Fictional characters, unlike readers, don’t have a choice but to go on. Nothing is as bleak as it first appears and shining some light on the problem normally reveals and answer. Or through sheer will and endurance, everything is made right (or at least bearable) in the end. Things make sense at last and we have closure.

We don’t have much of a choice either. The only way out of this is to go through it. It’s Thanksgiving in the US today, not a holiday we celebrate here, but something to think about. It’s also National Thank You day, organised by the Irish Hospice Foundation.  Thanks and Thank Yous come in many forms.

The Irish people feel betrayed and hurt. No doubt about that. But one thing is certain—we are not the type to give up. And I’m thankful for that. The humour may have got so dark it’s gone into some kind of alternative colour spectrum, but it is still humour for all of that. Some say you have to laugh about it or you’ll cry. But we make our most cutting comments through our humour.

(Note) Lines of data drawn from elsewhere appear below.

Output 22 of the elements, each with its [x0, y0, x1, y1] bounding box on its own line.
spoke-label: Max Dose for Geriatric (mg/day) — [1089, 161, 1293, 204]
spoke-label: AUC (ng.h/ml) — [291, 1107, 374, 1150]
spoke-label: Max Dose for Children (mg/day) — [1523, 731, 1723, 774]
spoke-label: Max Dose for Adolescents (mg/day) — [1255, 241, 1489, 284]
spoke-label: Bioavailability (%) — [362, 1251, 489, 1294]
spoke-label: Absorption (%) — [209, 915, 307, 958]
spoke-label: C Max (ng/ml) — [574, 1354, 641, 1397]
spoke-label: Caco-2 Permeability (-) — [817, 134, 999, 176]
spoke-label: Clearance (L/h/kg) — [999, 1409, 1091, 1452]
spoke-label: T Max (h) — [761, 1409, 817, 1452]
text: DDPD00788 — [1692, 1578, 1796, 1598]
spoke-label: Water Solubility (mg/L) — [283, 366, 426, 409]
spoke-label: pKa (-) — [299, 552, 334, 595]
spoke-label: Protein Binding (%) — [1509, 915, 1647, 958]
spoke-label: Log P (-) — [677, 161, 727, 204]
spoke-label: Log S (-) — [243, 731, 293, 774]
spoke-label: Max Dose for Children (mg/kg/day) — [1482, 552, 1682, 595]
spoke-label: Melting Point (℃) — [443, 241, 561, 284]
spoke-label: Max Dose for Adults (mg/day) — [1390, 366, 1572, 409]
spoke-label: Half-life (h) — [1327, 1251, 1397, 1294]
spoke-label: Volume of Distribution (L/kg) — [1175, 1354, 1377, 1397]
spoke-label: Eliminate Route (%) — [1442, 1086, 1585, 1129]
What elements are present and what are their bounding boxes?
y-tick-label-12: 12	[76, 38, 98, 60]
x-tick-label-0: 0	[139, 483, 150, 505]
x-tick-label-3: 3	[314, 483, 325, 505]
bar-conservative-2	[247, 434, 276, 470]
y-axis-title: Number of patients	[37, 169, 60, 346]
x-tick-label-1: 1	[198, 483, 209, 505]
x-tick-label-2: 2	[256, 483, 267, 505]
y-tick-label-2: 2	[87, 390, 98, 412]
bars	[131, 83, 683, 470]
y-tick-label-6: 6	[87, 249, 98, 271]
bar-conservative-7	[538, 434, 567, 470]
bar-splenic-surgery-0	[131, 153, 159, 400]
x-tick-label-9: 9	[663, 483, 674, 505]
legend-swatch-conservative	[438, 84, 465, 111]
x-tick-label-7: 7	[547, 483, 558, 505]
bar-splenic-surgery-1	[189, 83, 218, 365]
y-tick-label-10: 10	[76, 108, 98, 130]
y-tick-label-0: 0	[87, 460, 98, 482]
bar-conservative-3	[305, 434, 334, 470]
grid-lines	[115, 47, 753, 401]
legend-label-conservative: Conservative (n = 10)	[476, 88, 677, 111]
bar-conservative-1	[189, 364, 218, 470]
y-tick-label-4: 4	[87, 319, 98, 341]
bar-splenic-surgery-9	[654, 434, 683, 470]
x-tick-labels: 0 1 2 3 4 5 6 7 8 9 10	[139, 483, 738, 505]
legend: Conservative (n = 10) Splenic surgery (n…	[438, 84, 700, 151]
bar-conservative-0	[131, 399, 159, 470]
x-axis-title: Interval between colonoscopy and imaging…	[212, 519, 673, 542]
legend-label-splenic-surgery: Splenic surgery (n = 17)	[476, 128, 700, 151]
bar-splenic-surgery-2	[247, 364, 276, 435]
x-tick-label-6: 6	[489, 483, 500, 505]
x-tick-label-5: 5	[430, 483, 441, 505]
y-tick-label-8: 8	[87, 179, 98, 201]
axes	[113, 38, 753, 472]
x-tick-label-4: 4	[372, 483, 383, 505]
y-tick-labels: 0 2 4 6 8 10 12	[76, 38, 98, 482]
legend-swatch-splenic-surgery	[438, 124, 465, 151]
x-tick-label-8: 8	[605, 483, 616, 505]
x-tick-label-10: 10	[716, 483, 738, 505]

We’re at our best when backed into a corner. We have offers of help and on the whole the goodwill of our neighbours (partly because if we go down they come too but that makes for one hell of an incentive). We have the ability to speak out, to protest, to make our voices heard. I’m thankful for that as well.

Life isn’t fiction, but we can learn from our stories. People make them up for a reason. In the broadest sense they form the long term memories of cultures.

And the Irish have always been natural storytellers. I’m thankful for that too.

It’s time to move on, to cherish what we’ve learned, to turn the page and continue the story, hopefully with wiser eyes.